Programming
I don’t code anymore.
I picked up Claude at the beginning of the year and I haven’t looked back. There is no reason for me to write code by hand. Opus 4.5 was a game changer.
It’s like, really really good. Especially at building software. It doesn’t feel like it is trying to guess the next character. It is just building exactly what I want, taking into consideration things that I did not even consider. I don’t even correct it often.
I’ve been spending a lot of time trying to convince people around me to start using it. I use to be part of the camp that believed that AI could never replace me, but I’m uncertain about that now.

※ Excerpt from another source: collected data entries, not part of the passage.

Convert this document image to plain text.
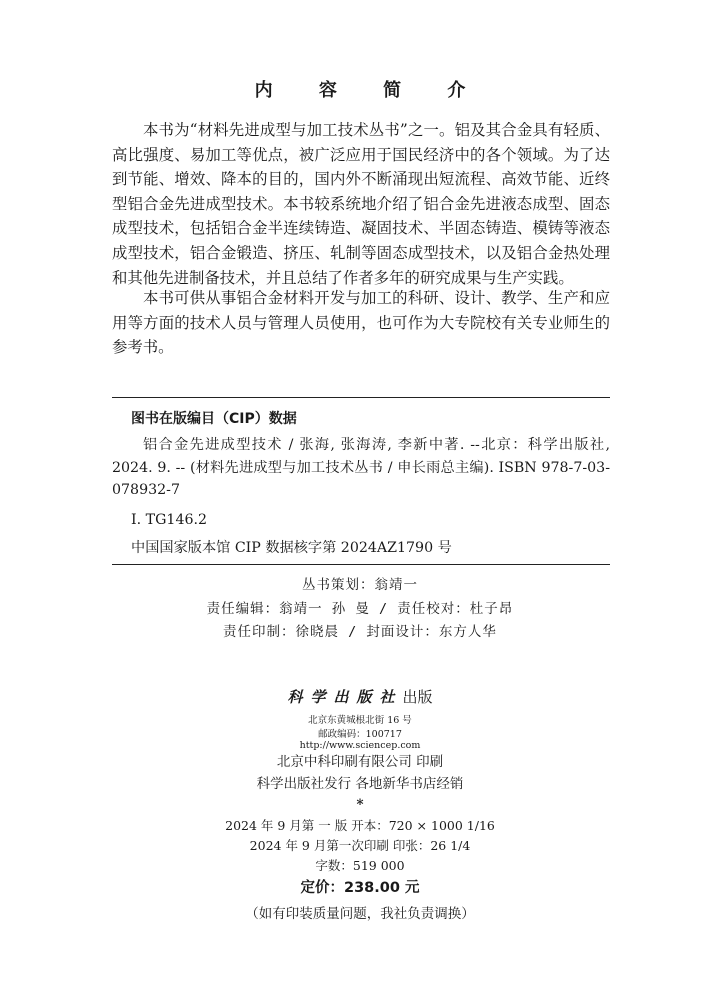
内 容 简 介
本书为“材料先进成型与加工技术丛书”之一。铝及其合金具有轻质、高比强度、易加工等优点，被广泛应用于国民经济中的各个领域。为了达到节能、增效、降本的目的，国内外不断涌现出短流程、高效节能、近终型铝合金先进成型技术。本书较系统地介绍了铝合金先进液态成型、固态成型技术，包括铝合金半连续铸造、凝固技术、半固态铸造、模铸等液态成型技术，铝合金锻造、挤压、轧制等固态成型技术，以及铝合金热处理和其他先进制备技术，并且总结了作者多年的研究成果与生产实践。
本书可供从事铝合金材料开发与加工的科研、设计、教学、生产和应用等方面的技术人员与管理人员使用，也可作为大专院校有关专业师生的参考书。
图书在版编目（CIP）数据
铝合金先进成型技术 / 张海, 张海涛, 李新中著. --北京：科学出版社, 2024. 9. -- (材料先进成型与加工技术丛书 / 申长雨总主编). ISBN 978-7-03-078932-7
Ⅰ. TG146.2
中国国家版本馆 CIP 数据核字第 2024AZ1790 号
丛书策划：翁靖一
责任编辑：翁靖一 孙 曼 / 责任校对：杜子昂
责任印制：徐晓晨 / 封面设计：东方人华
科学出版社出版
北京东黄城根北街 16 号
邮政编码：100717
http://www.sciencep.com
北京中科印刷有限公司 印刷
科学出版社发行 各地新华书店经销
*
2024 年 9 月第 一 版 开本：720 × 1000 1/16
2024 年 9 月第一次印刷 印张：26 1/4
字数：519 000
定价：238.00 元
（如有印装质量问题，我社负责调换）
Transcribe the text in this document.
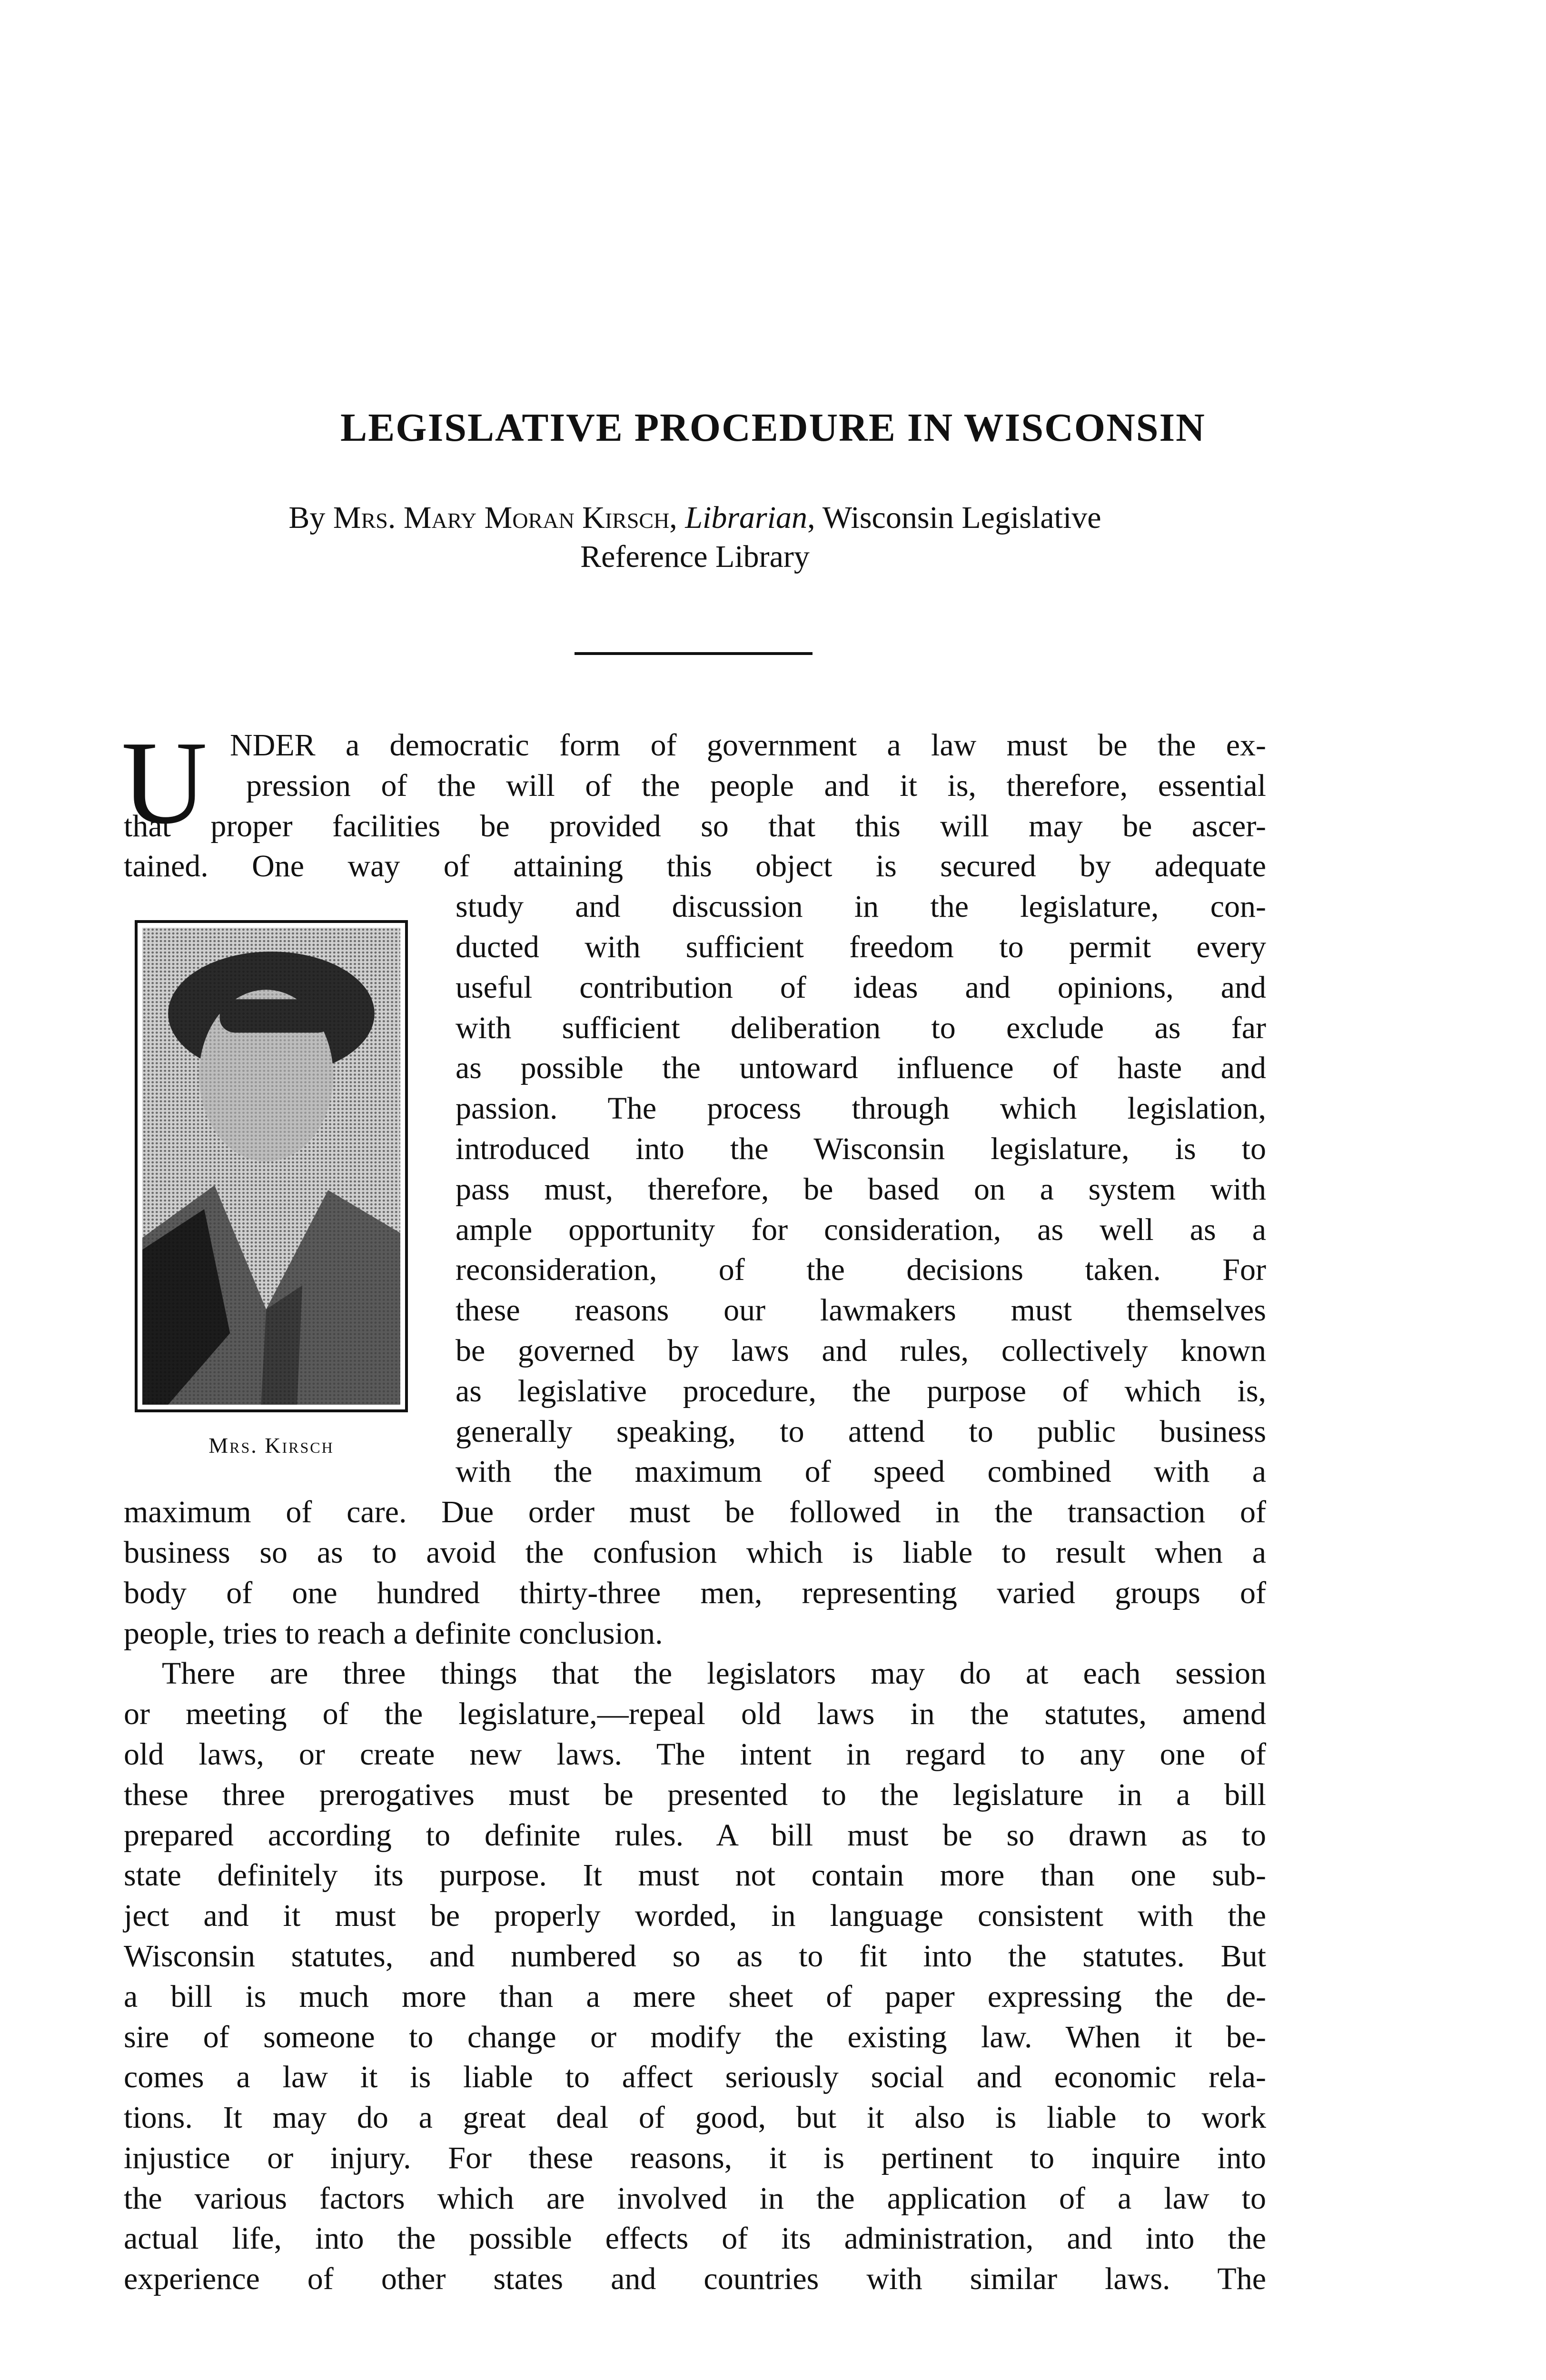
LEGISLATIVE PROCEDURE IN WISCONSIN
By Mrs. Mary Moran Kirsch, Librarian, Wisconsin Legislative
Reference Library
U
Mrs. Kirsch
NDER a democratic form of government a law must be the ex-
pression of the will of the people and it is, therefore, essential
that proper facilities be provided so that this will may be ascer-
tained. One way of attaining this object is secured by adequate
study and discussion in the legislature, con-
ducted with sufficient freedom to permit every
useful contribution of ideas and opinions, and
with sufficient deliberation to exclude as far
as possible the untoward influence of haste and
passion. The process through which legislation,
introduced into the Wisconsin legislature, is to
pass must, therefore, be based on a system with
ample opportunity for consideration, as well as a
reconsideration, of the decisions taken. For
these reasons our lawmakers must themselves
be governed by laws and rules, collectively known
as legislative procedure, the purpose of which is,
generally speaking, to attend to public business
with the maximum of speed combined with a
maximum of care. Due order must be followed in the transaction of
business so as to avoid the confusion which is liable to result when a
body of one hundred thirty-three men, representing varied groups of
people, tries to reach a definite conclusion.
There are three things that the legislators may do at each session
or meeting of the legislature,—repeal old laws in the statutes, amend
old laws, or create new laws. The intent in regard to any one of
these three prerogatives must be presented to the legislature in a bill
prepared according to definite rules. A bill must be so drawn as to
state definitely its purpose. It must not contain more than one sub-
ject and it must be properly worded, in language consistent with the
Wisconsin statutes, and numbered so as to fit into the statutes. But
a bill is much more than a mere sheet of paper expressing the de-
sire of someone to change or modify the existing law. When it be-
comes a law it is liable to affect seriously social and economic rela-
tions. It may do a great deal of good, but it also is liable to work
injustice or injury. For these reasons, it is pertinent to inquire into
the various factors which are involved in the application of a law to
actual life, into the possible effects of its administration, and into the
experience of other states and countries with similar laws. The
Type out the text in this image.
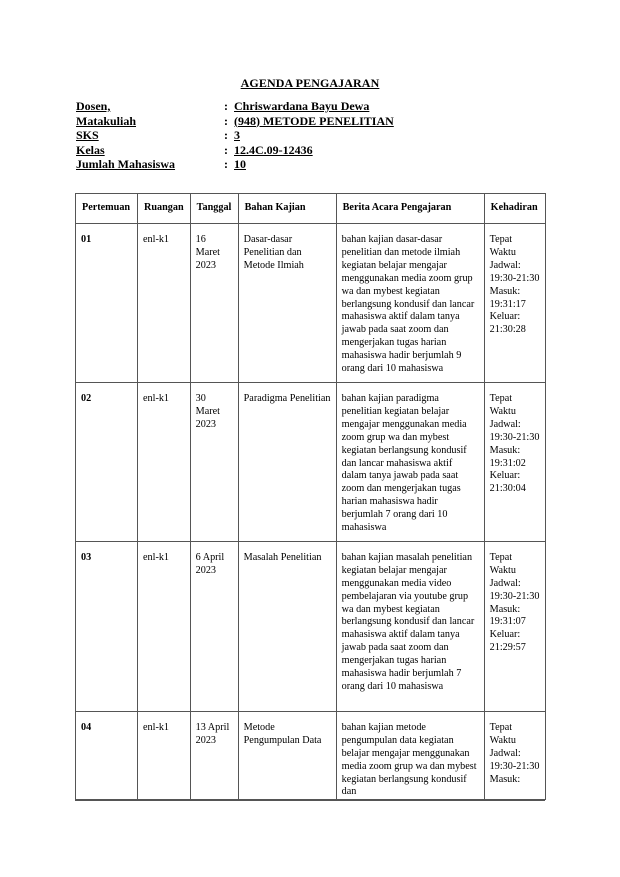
AGENDA PENGAJARAN
Dosen,	: Chriswardana Bayu Dewa
Matakuliah	: (948) METODE PENELITIAN
SKS	: 3
Kelas	: 12.4C.09-12436
Jumlah Mahasiswa	: 10
Pertemuan	Ruangan	Tanggal	Bahan Kajian	Berita Acara Pengajaran	Kehadiran
01	enl-k1	16 Maret 2023	Dasar-dasar Penelitian dan Metode Ilmiah	bahan kajian dasar-dasar penelitian dan metode ilmiah kegiatan belajar mengajar menggunakan media zoom grup wa dan mybest kegiatan berlangsung kondusif dan lancar mahasiswa aktif dalam tanya jawab pada saat zoom dan mengerjakan tugas harian mahasiswa hadir berjumlah 9 orang dari 10 mahasiswa	Tepat Waktu Jadwal: 19:30-21:30 Masuk: 19:31:17 Keluar: 21:30:28
02	enl-k1	30 Maret 2023	Paradigma Penelitian	bahan kajian paradigma penelitian kegiatan belajar mengajar menggunakan media zoom grup wa dan mybest kegiatan berlangsung kondusif dan lancar mahasiswa aktif dalam tanya jawab pada saat zoom dan mengerjakan tugas harian mahasiswa hadir berjumlah 7 orang dari 10 mahasiswa	Tepat Waktu Jadwal: 19:30-21:30 Masuk: 19:31:02 Keluar: 21:30:04
03	enl-k1	6 April 2023	Masalah Penelitian	bahan kajian masalah penelitian kegiatan belajar mengajar menggunakan media video pembelajaran via youtube grup wa dan mybest kegiatan berlangsung kondusif dan lancar mahasiswa aktif dalam tanya jawab pada saat zoom dan mengerjakan tugas harian mahasiswa hadir berjumlah 7 orang dari 10 mahasiswa	Tepat Waktu Jadwal: 19:30-21:30 Masuk: 19:31:07 Keluar: 21:29:57
04	enl-k1	13 April 2023	Metode Pengumpulan Data	bahan kajian metode pengumpulan data kegiatan belajar mengajar menggunakan media zoom grup wa dan mybest kegiatan berlangsung kondusif dan	Tepat Waktu Jadwal: 19:30-21:30 Masuk:
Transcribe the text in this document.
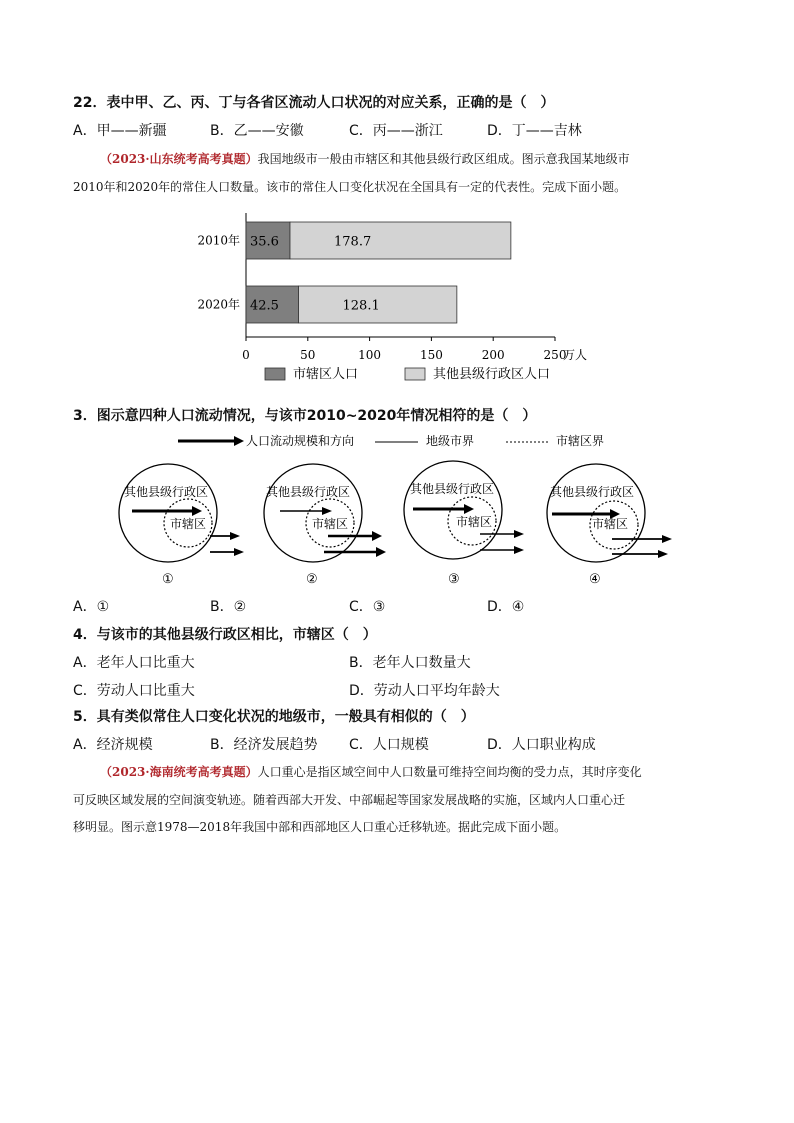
22．表中甲、乙、丙、丁与各省区流动人口状况的对应关系，正确的是（　）
A．甲——新疆	B．乙——安徽	C．丙——浙江	D．丁——吉林
（2023·山东统考高考真题）我国地级市一般由市辖区和其他县级行政区组成。图示意我国某地级市
2010年和2020年的常住人口数量。该市的常住人口变化状况在全国具有一定的代表性。完成下面小题。
0	50	100	150	200	250
万人
2010年 35.6	178.7
2020年 42.5	128.1
市辖区人口	其他县级行政区人口
3．图示意四种人口流动情况，与该市2010~2020年情况相符的是（　）
人口流动规模和方向	地级市界	市辖区界
其他县级行政区
市辖区
①
其他县级行政区
市辖区
②
其他县级行政区
市辖区
③
其他县级行政区
市辖区
④
A．①	B．②	C．③	D．④
4．与该市的其他县级行政区相比，市辖区（　）
A．老年人口比重大	B．老年人口数量大
C．劳动人口比重大	D．劳动人口平均年龄大
5．具有类似常住人口变化状况的地级市，一般具有相似的（　）
A．经济规模	B．经济发展趋势 C．人口规模	D．人口职业构成
（2023·海南统考高考真题）人口重心是指区域空间中人口数量可维持空间均衡的受力点，其时序变化
可反映区域发展的空间演变轨迹。随着西部大开发、中部崛起等国家发展战略的实施，区域内人口重心迁
移明显。图示意1978—2018年我国中部和西部地区人口重心迁移轨迹。据此完成下面小题。
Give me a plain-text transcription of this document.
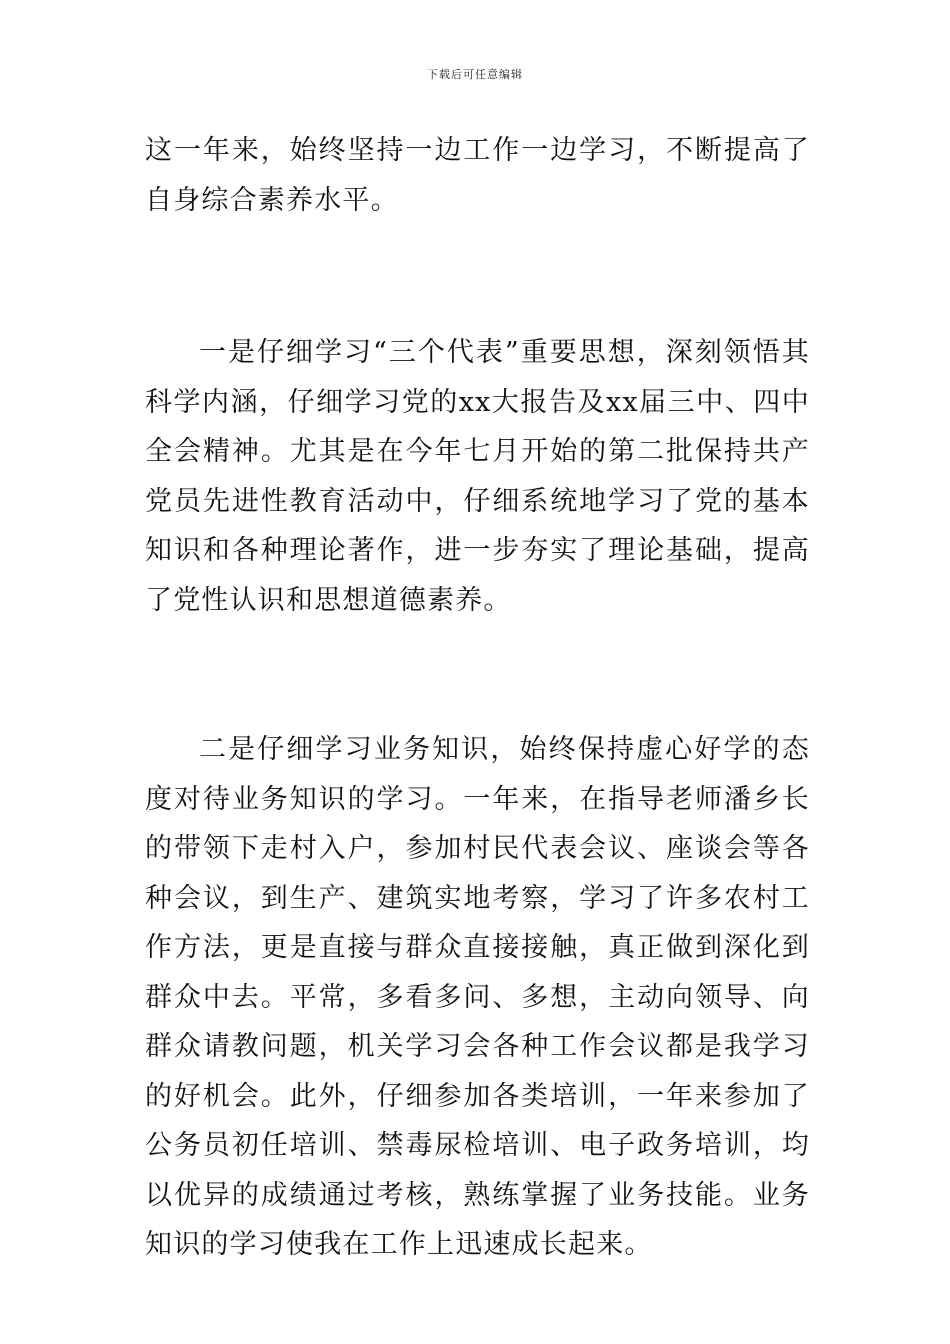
下载后可任意编辑

这一年来，始终坚持一边工作一边学习，不断提高了自身综合素养水平。

一是仔细学习“三个代表”重要思想，深刻领悟其科学内涵，仔细学习党的xx大报告及xx届三中、四中全会精神。尤其是在今年七月开始的第二批保持共产党员先进性教育活动中，仔细系统地学习了党的基本知识和各种理论著作，进一步夯实了理论基础，提高了党性认识和思想道德素养。

二是仔细学习业务知识，始终保持虚心好学的态度对待业务知识的学习。一年来，在指导老师潘乡长的带领下走村入户，参加村民代表会议、座谈会等各种会议，到生产、建筑实地考察，学习了许多农村工作方法，更是直接与群众直接接触，真正做到深化到群众中去。平常，多看多问、多想，主动向领导、向群众请教问题，机关学习会各种工作会议都是我学习的好机会。此外，仔细参加各类培训，一年来参加了公务员初任培训、禁毒尿检培训、电子政务培训，均以优异的成绩通过考核，熟练掌握了业务技能。业务知识的学习使我在工作上迅速成长起来。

I hardly even read code anymore. If I have a curiosity about the behavior of some system, I’ll just deploy Claude to ask it to read the code for me.
Reading documentation? I’ll ask Claude to read it and use it. Debugging a problem? I’ll ask Claude to find it and fix it. Design a solution? I’ll ask Claude to design it. Refactor a code base? Tests? It’s all Claude.
It has been nearly 4 full months without coding and there is no going back for me. With Claude, I’ve been producing more code than I ever had. More tooling, more bug fixes, more features. Code review is the bottleneck at this moment.
I recently tried writing some code by hand, and it felt awful. Felt slow. Felt ancient.
This industry is changing so fast. I have become detached from my career aspirations as of late. This is because I don’t intend to become invested or emotionally attached to any single thing I devote myself to. Building a skillset that will become destroyed in the next second. Developing a specialty that no one will demand.
I’m not fearful. But I am not at rest.